AFRICA: Hundreds of people, many of them children, are still missing in Lagos following the weekend explosion of a munitions store in the city, the Nigerian Red Cross said yesterday.
The Red Cross has registered more than 3,500 people, mostly children, and returned them to their families since the explosion on Sunday, spokesman Mr Patrick Bawa said.
"Several hundred are still missing, but we are checking through the figures to see whether there has been any duplication of names," he added.
The spokesman denied a report credited to him by an international news agency that the Red Cross was searching for hundreds of children believed possibly to be held against their will by security forces or individuals. "We have no reason to believe anyone is being held against their will," Mr Bawa told the AFP news agency.
More than 700 people died in a stampede and thousands were displaced after the catastrophic explosion of the main army munitions store in Lagos.
The explosion could lead to a dangerous extension of Nigeria's political tension to the military, political analysts say.

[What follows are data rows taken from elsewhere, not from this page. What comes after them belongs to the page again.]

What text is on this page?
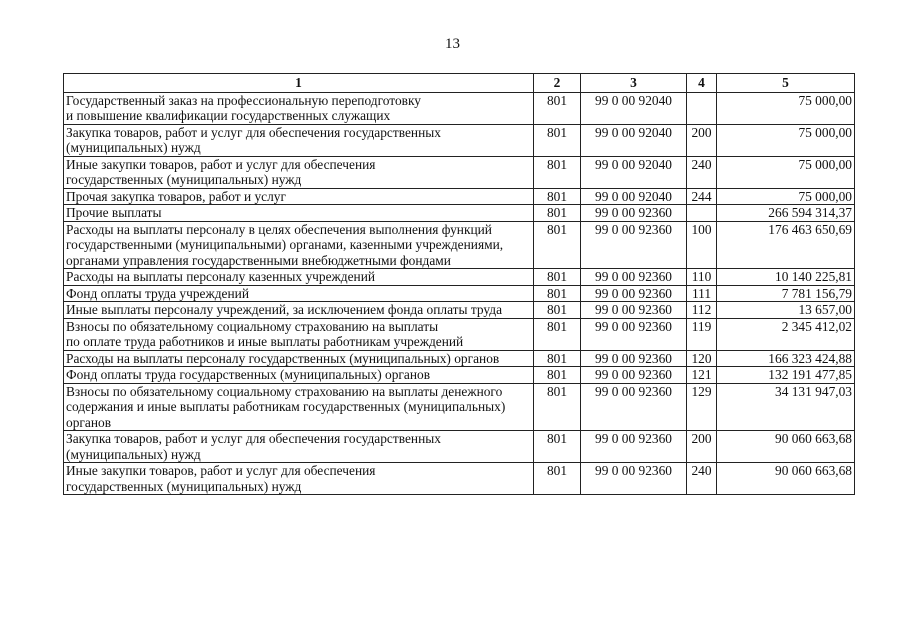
13
1	2	3	4	5
Государственный заказ на профессиональную переподготовку
и повышение квалификации государственных служащих	801	99 0 00 92040		75 000,00
Закупка товаров, работ и услуг для обеспечения государственных (муниципальных) нужд	801	99 0 00 92040	200	75 000,00
Иные закупки товаров, работ и услуг для обеспечения
государственных (муниципальных) нужд	801	99 0 00 92040	240	75 000,00
Прочая закупка товаров, работ и услуг	801	99 0 00 92040	244	75 000,00
Прочие выплаты	801	99 0 00 92360		266 594 314,37
Расходы на выплаты персоналу в целях обеспечения выполнения функций государственными (муниципальными) органами, казенными учреждениями, органами управления государственными внебюджетными фондами	801	99 0 00 92360	100	176 463 650,69
Расходы на выплаты персоналу казенных учреждений	801	99 0 00 92360	110	10 140 225,81
Фонд оплаты труда учреждений	801	99 0 00 92360	111	7 781 156,79
Иные выплаты персоналу учреждений, за исключением фонда оплаты труда	801	99 0 00 92360	112	13 657,00
Взносы по обязательному социальному страхованию на выплаты
по оплате труда работников и иные выплаты работникам учреждений	801	99 0 00 92360	119	2 345 412,02
Расходы на выплаты персоналу государственных (муниципальных) органов	801	99 0 00 92360	120	166 323 424,88
Фонд оплаты труда государственных (муниципальных) органов	801	99 0 00 92360	121	132 191 477,85
Взносы по обязательному социальному страхованию на выплаты денежного содержания и иные выплаты работникам государственных (муниципальных) органов	801	99 0 00 92360	129	34 131 947,03
Закупка товаров, работ и услуг для обеспечения государственных (муниципальных) нужд	801	99 0 00 92360	200	90 060 663,68
Иные закупки товаров, работ и услуг для обеспечения
государственных (муниципальных) нужд	801	99 0 00 92360	240	90 060 663,68
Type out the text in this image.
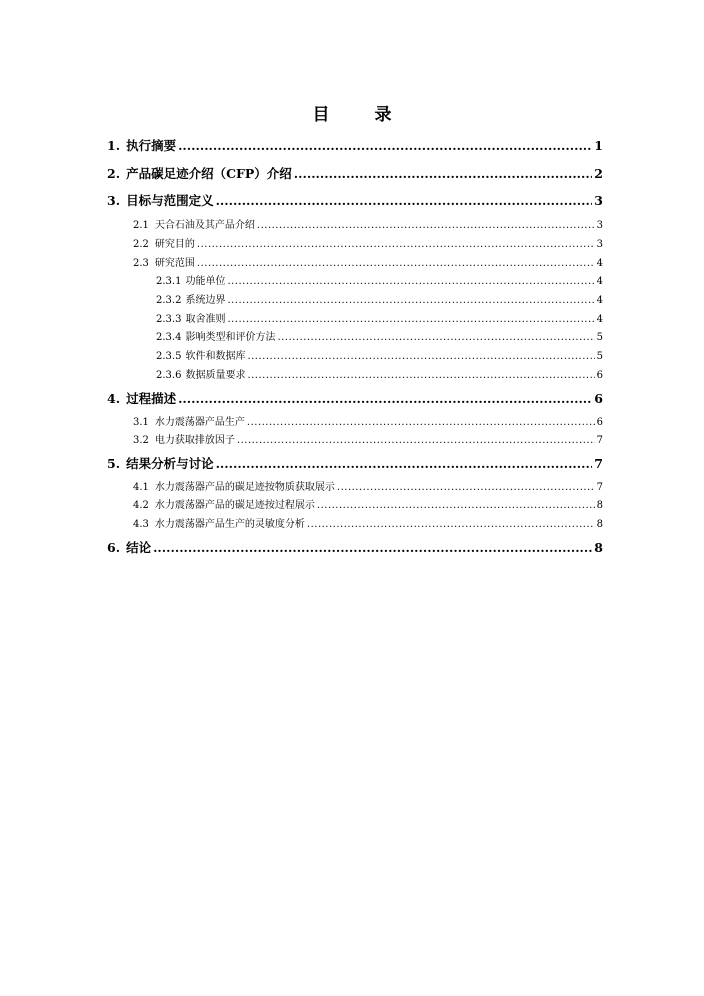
目　录
1. 执行摘要 .....	1
2. 产品碳足迹介绍（CFP）介绍 .....	2
3. 目标与范围定义 .....	3
2.1 天合石油及其产品介绍 .....	3
2.2 研究目的 .....	3
2.3 研究范围 .....	4
2.3.1 功能单位 .....	4
2.3.2 系统边界 .....	4
2.3.3 取舍准则 .....	4
2.3.4 影响类型和评价方法 .....	5
2.3.5 软件和数据库 .....	5
2.3.6 数据质量要求 .....	6
4. 过程描述 .....	6
3.1 水力震荡器产品生产 .....	6
3.2 电力获取排放因子 .....	7
5. 结果分析与讨论 .....	7
4.1 水力震荡器产品的碳足迹按物质获取展示 .....	7
4.2 水力震荡器产品的碳足迹按过程展示 .....	8
4.3 水力震荡器产品生产的灵敏度分析 .....	8
6. 结论 .....	8
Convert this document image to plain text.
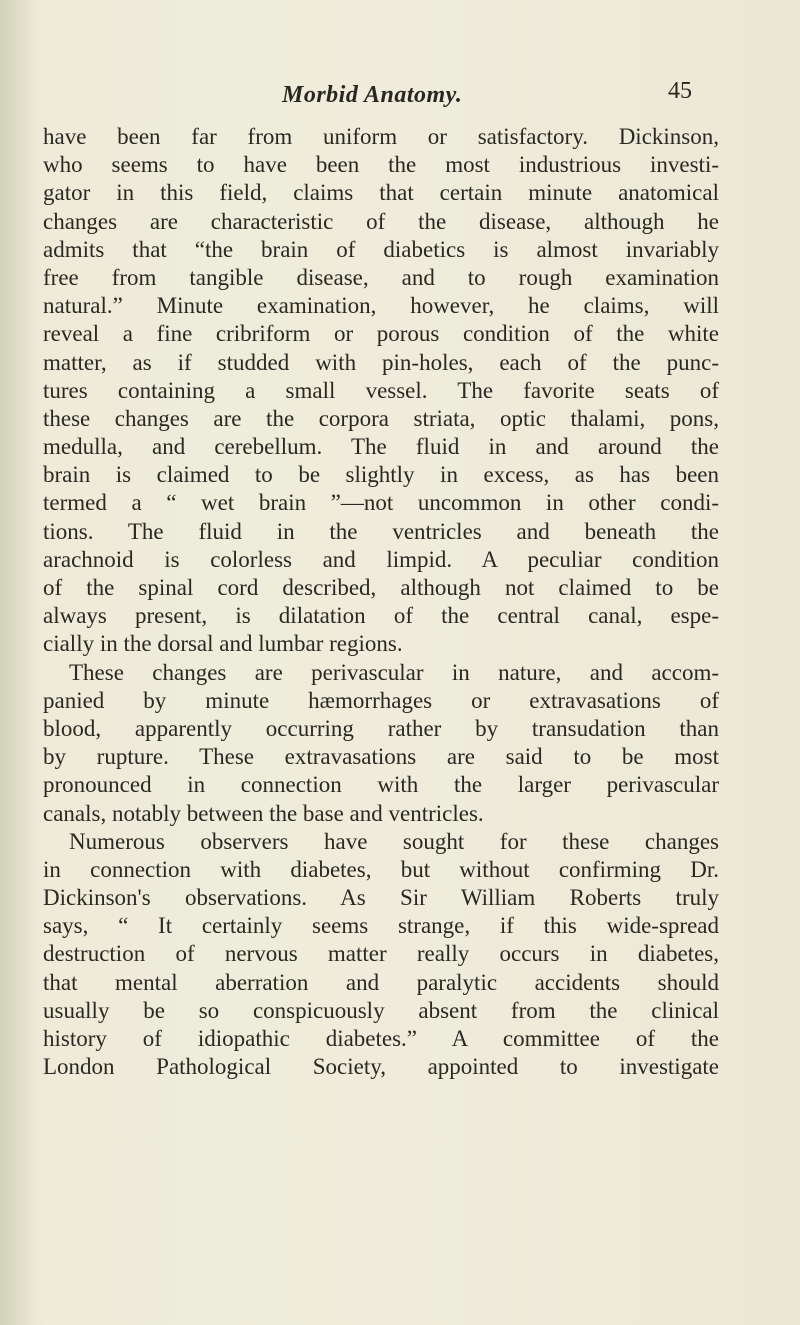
Morbid Anatomy.	45
have been far from uniform or satisfactory. Dickinson,
who seems to have been the most industrious investi-
gator in this field, claims that certain minute anatomical
changes are characteristic of the disease, although he
admits that “the brain of diabetics is almost invariably
free from tangible disease, and to rough examination
natural.” Minute examination, however, he claims, will
reveal a fine cribriform or porous condition of the white
matter, as if studded with pin-holes, each of the punc-
tures containing a small vessel. The favorite seats of
these changes are the corpora striata, optic thalami, pons,
medulla, and cerebellum. The fluid in and around the
brain is claimed to be slightly in excess, as has been
termed a “ wet brain ”—not uncommon in other condi-
tions. The fluid in the ventricles and beneath the
arachnoid is colorless and limpid. A peculiar condition
of the spinal cord described, although not claimed to be
always present, is dilatation of the central canal, espe-
cially in the dorsal and lumbar regions.
These changes are perivascular in nature, and accom-
panied by minute hæmorrhages or extravasations of
blood, apparently occurring rather by transudation than
by rupture. These extravasations are said to be most
pronounced in connection with the larger perivascular
canals, notably between the base and ventricles.
Numerous observers have sought for these changes
in connection with diabetes, but without confirming Dr.
Dickinson's observations. As Sir William Roberts truly
says, “ It certainly seems strange, if this wide-spread
destruction of nervous matter really occurs in diabetes,
that mental aberration and paralytic accidents should
usually be so conspicuously absent from the clinical
history of idiopathic diabetes.” A committee of the
London Pathological Society, appointed to investigate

President Olusegun Obasanjo's government, plagued by disasters and economic woes, is hobbled by Nigeria's worst political crisis since military dictatorship ended in 1999.
A dispute over a new electoral law has led to a virtual political cul-de-sac ahead of critical elections next year, the first to be supervised by civilian authorities.
"This latest disaster shows the president is not paying attention to the fact that things are unravelling," commentator and publisher Mr Pini Jason said of the blasts at Ikeja barracks.
"The military will be demoralised. They don't even have the wherewithal to face their professional calling," he added.